先前的章节已介绍了函数query_planner中子函数query_planner中qp_callback(回调函数)和fix_placeholder_input_needed_levels的主要实现逻辑,本节继续介绍remove_useless_joins、reduce_unique_semijoins和add_placeholders_to_base_rels的实现逻辑。
query_planner代码片段:
//...
/*
* Remove any useless outer joins. Ideally this would be done during
* jointree preprocessing, but the necessary information isn't available
* until we've built baserel data structures and classified qual clauses.
*/
joinlist = remove_useless_joins(root, joinlist);//清除无用的外连接
/*
* Also, reduce any semijoins with unique inner rels to plain inner joins.
* Likewise, this can't be done until now for lack of needed info.
*/
reduce_unique_semijoins(root);//消除半连接
/*
* Now distribute "placeholders" to base rels as needed. This has to be
* done after join removal because removal could change whether a
* placeholder is evaluable at a base rel.
*/
add_placeholders_to_base_rels(root);//在"base rels"中添加PH
//...
一、数据结构
PlaceHolderVar
上一小节已介绍过PHInfo
/*
* Placeholder node for an expression to be evaluated below the top level
* of a plan tree. This is used during planning to represent the contained
* expression. At the end of the planning process it is replaced by either
* the contained expression or a Var referring to a lower-level evaluation of
* the contained expression. Typically the evaluation occurs below an outer
* join, and Var references above the outer join might thereby yield NULL
* instead of the expression value.
*
* Although the planner treats this as an expression node type, it is not
* recognized by the parser or executor, so we declare it here rather than
* in primnodes.h.
*/
typedef struct PlaceHolderVar
{
Expr xpr;
Expr *phexpr; /* the represented expression */
Relids phrels; /* base relids syntactically within expr src */
Index phid; /* ID for PHV (unique within planner run) */
Index phlevelsup; /* > 0 if PHV belongs to outer query */
} PlaceHolderVar;
SpecialJoinInfo
/*
* "Special join" info.
*
* One-sided outer joins constrain the order of joining partially but not
* completely. We flatten such joins into the planner's top-level list of
* relations to join, but record information about each outer join in a
* SpecialJoinInfo struct. These structs are kept in the PlannerInfo node's
* join_info_list.
*
* Similarly, semijoins and antijoins created by flattening IN (subselect)

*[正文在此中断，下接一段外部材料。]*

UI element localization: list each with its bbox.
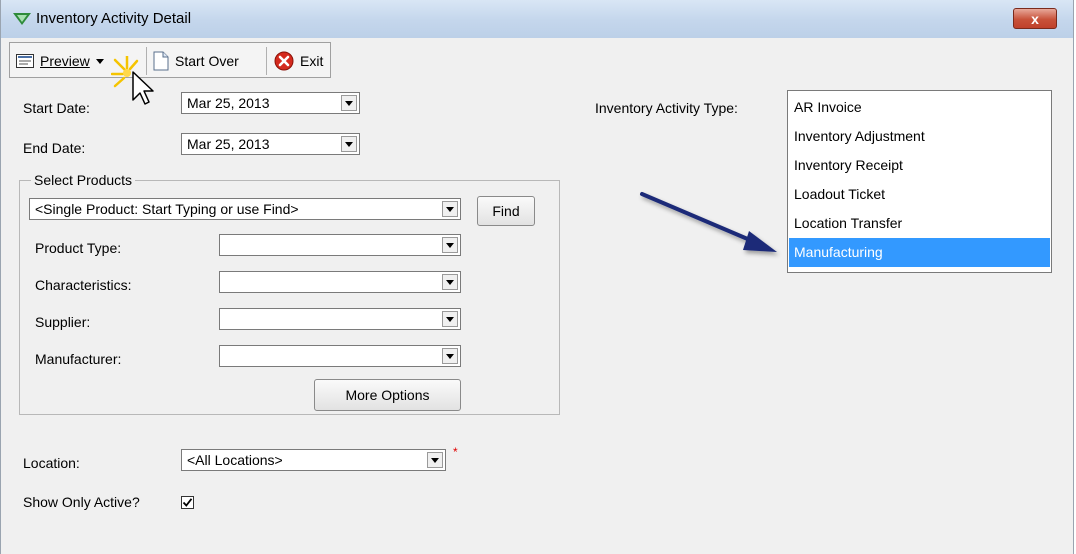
- list-item[interactable]: AR Invoice: [789, 93, 1050, 122]
- end-date-picker[interactable]: Mar 25, 2013: [181, 133, 360, 155]
- product-select-value: <Single Product: Start Typing or use Fin…: [35, 201, 299, 217]
- location-value: <All Locations>: [187, 452, 283, 468]
- list-item[interactable]: Inventory Receipt: [789, 151, 1050, 180]
- end-date-label: End Date:: [23, 140, 86, 156]
- chevron-down-icon[interactable]: [341, 136, 357, 152]
- toolbar-separator: [266, 47, 267, 75]
- supplier-select[interactable]: [219, 308, 461, 330]
- characteristics-select[interactable]: [219, 271, 461, 293]
- activity-type-label: Inventory Activity Type:: [595, 100, 738, 116]
- chevron-down-icon[interactable]: [341, 95, 357, 111]
- exit-label: Exit: [300, 53, 324, 69]
- chevron-down-icon[interactable]: [442, 274, 458, 290]
- start-date-picker[interactable]: Mar 25, 2013: [181, 92, 360, 114]
- supplier-label: Supplier:: [35, 314, 91, 330]
- chevron-down-icon[interactable]: [442, 201, 458, 217]
- manufacturer-label: Manufacturer:: [35, 351, 122, 367]
- chevron-down-icon[interactable]: [427, 452, 443, 468]
- required-marker: *: [453, 445, 458, 459]
- show-only-active-label: Show Only Active?: [23, 494, 140, 510]
- list-item[interactable]: Loadout Ticket: [789, 180, 1050, 209]
- inventory-activity-window: Inventory Activity Detail x Preview Star…: [0, 0, 1074, 554]
- product-type-select[interactable]: [219, 234, 461, 256]
- preview-label: Preview: [40, 53, 90, 69]
- select-products-title: Select Products: [31, 172, 136, 188]
- find-button[interactable]: Find: [477, 196, 535, 226]
- start-date-value: Mar 25, 2013: [187, 95, 270, 111]
- exit-icon: [274, 51, 294, 71]
- activity-type-listbox[interactable]: AR Invoice Inventory Adjustment Inventor…: [787, 90, 1052, 273]
- close-button[interactable]: x: [1013, 8, 1057, 29]
- list-item[interactable]: Location Transfer: [789, 209, 1050, 238]
- start-over-label: Start Over: [175, 53, 239, 69]
- show-only-active-checkbox[interactable]: [181, 496, 194, 509]
- title-bar: Inventory Activity Detail x: [1, 0, 1073, 39]
- more-options-button[interactable]: More Options: [314, 379, 461, 411]
- chevron-down-icon[interactable]: [95, 58, 104, 64]
- annotation-arrow-icon: [640, 192, 777, 252]
- preview-button[interactable]: Preview: [16, 49, 104, 73]
- chevron-down-icon[interactable]: [442, 311, 458, 327]
- mouse-cursor-icon: [111, 56, 154, 105]
- end-date-value: Mar 25, 2013: [187, 136, 270, 152]
- preview-icon: [16, 54, 34, 68]
- exit-button[interactable]: Exit: [274, 49, 323, 73]
- product-type-label: Product Type:: [35, 240, 122, 256]
- chevron-down-icon[interactable]: [442, 237, 458, 253]
- location-select[interactable]: <All Locations>: [181, 449, 446, 471]
- product-select[interactable]: <Single Product: Start Typing or use Fin…: [29, 198, 461, 220]
- list-item-selected[interactable]: Manufacturing: [789, 238, 1050, 267]
- checkmark-icon: [182, 498, 193, 507]
- manufacturer-select[interactable]: [219, 345, 461, 367]
- characteristics-label: Characteristics:: [35, 277, 132, 293]
- location-label: Location:: [23, 455, 80, 471]
- close-icon: x: [1031, 11, 1039, 27]
- window-title: Inventory Activity Detail: [36, 10, 192, 27]
- start-date-label: Start Date:: [23, 100, 90, 116]
- list-item[interactable]: Inventory Adjustment: [789, 122, 1050, 151]
- app-logo-icon: [13, 13, 31, 25]
- chevron-down-icon[interactable]: [442, 348, 458, 364]
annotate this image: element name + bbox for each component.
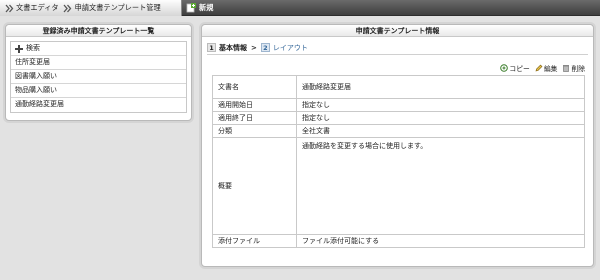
field-label: 添付ファイル xyxy=(212,234,297,248)
table-row: 添付ファイル ファイル添付可能にする xyxy=(212,234,585,248)
breadcrumb-item-editor[interactable]: 文書エディタ xyxy=(0,0,59,16)
template-info-panel: 申請文書テンプレート情報 1 基本情報 > 2 レイアウト コピー 編集 削除 … xyxy=(201,24,594,267)
breadcrumb: 文書エディタ 申請文書テンプレート管理 xyxy=(0,0,182,16)
field-label: 適用終了日 xyxy=(212,111,297,125)
table-row: 分類 全社文書 xyxy=(212,124,585,138)
trash-icon xyxy=(562,64,570,72)
tab-label: 基本情報 xyxy=(219,43,247,52)
delete-label: 削除 xyxy=(571,65,585,73)
step-number: 1 xyxy=(207,43,216,52)
copy-button[interactable]: コピー xyxy=(500,63,530,73)
table-row: 適用開始日 指定なし xyxy=(212,98,585,112)
new-button[interactable]: 新規 xyxy=(186,2,213,14)
field-label: 分類 xyxy=(212,124,297,138)
new-button-label: 新規 xyxy=(199,3,214,12)
copy-icon xyxy=(500,64,509,72)
template-detail-table: 文書名 通勤経路変更届 適用開始日 指定なし 適用終了日 指定なし 分類 全社文… xyxy=(212,75,585,248)
chevron-right-icon xyxy=(63,3,73,13)
field-label: 文書名 xyxy=(212,75,297,99)
pencil-icon xyxy=(535,64,543,72)
template-list-panel: 登録済み申請文書テンプレート一覧 検索 住所変更届 図書購入願い 物品購入願い … xyxy=(5,24,192,121)
field-value: 通勤経路変更届 xyxy=(296,75,585,99)
field-value: 指定なし xyxy=(296,98,585,112)
list-item[interactable]: 図書購入願い xyxy=(11,70,186,84)
list-item[interactable]: 物品購入願い xyxy=(11,84,186,98)
copy-label: コピー xyxy=(509,65,530,73)
new-document-icon xyxy=(186,3,196,13)
list-item[interactable]: 住所変更届 xyxy=(11,56,186,70)
search-button[interactable]: 検索 xyxy=(11,42,186,56)
action-toolbar: コピー 編集 削除 xyxy=(495,63,585,73)
step-separator: > xyxy=(251,43,257,52)
field-value: 指定なし xyxy=(296,111,585,125)
table-row: 概要 通勤経路を変更する場合に使用します。 xyxy=(212,137,585,235)
template-info-title: 申請文書テンプレート情報 xyxy=(202,25,593,37)
top-toolbar: 文書エディタ 申請文書テンプレート管理 新規 xyxy=(0,0,600,16)
table-row: 文書名 通勤経路変更届 xyxy=(212,75,585,99)
table-row: 適用終了日 指定なし xyxy=(212,111,585,125)
tab-layout[interactable]: 2 レイアウト xyxy=(260,43,308,53)
field-label: 適用開始日 xyxy=(212,98,297,112)
tab-label: レイアウト xyxy=(272,43,308,52)
template-list-title: 登録済み申請文書テンプレート一覧 xyxy=(6,25,191,37)
list-item[interactable]: 通勤経路変更届 xyxy=(11,98,186,112)
step-tabs: 1 基本情報 > 2 レイアウト xyxy=(207,41,588,55)
field-value: 全社文書 xyxy=(296,124,585,138)
tab-basic-info[interactable]: 1 基本情報 xyxy=(207,43,247,53)
breadcrumb-label: 申請文書テンプレート管理 xyxy=(74,3,161,12)
breadcrumb-label: 文書エディタ xyxy=(16,3,59,12)
plus-icon xyxy=(15,44,23,53)
edit-label: 編集 xyxy=(543,65,558,73)
breadcrumb-item-template-manager[interactable]: 申請文書テンプレート管理 xyxy=(59,0,161,16)
step-number: 2 xyxy=(260,43,270,52)
template-list: 検索 住所変更届 図書購入願い 物品購入願い 通勤経路変更届 xyxy=(10,41,187,113)
field-value: ファイル添付可能にする xyxy=(296,234,585,248)
field-value: 通勤経路を変更する場合に使用します。 xyxy=(296,137,585,235)
field-label: 概要 xyxy=(212,137,297,235)
search-label: 検索 xyxy=(26,44,40,52)
delete-button[interactable]: 削除 xyxy=(562,63,585,73)
chevron-right-icon xyxy=(4,3,14,13)
edit-button[interactable]: 編集 xyxy=(535,63,558,73)
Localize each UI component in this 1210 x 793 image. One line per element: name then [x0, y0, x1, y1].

* and EXISTS(subselect) clauses create partial constraints on join order.
* These are likewise recorded in SpecialJoinInfo structs.
*
* We make SpecialJoinInfos for FULL JOINs even though there is no flexibility
* of planning for them, because this simplifies make_join_rel()'s API.
*
* min_lefthand and min_righthand are the sets of base relids that must be
* available on each side when performing the special join. lhs_strict is
* true if the special join's condition cannot succeed when the LHS variables
* are all NULL (this means that an outer join can commute with upper-level
* outer joins even if it appears in their RHS). We don't bother to set
* lhs_strict for FULL JOINs, however.
*
* It is not valid for either min_lefthand or min_righthand to be empty sets;
* if they were, this would break the logic that enforces join order.
*
* syn_lefthand and syn_righthand are the sets of base relids that are
* syntactically below this special join. (These are needed to help compute
* min_lefthand and min_righthand for higher joins.)
*
* delay_upper_joins is set true if we detect a pushed-down clause that has
* to be evaluated after this join is formed (because it references the RHS).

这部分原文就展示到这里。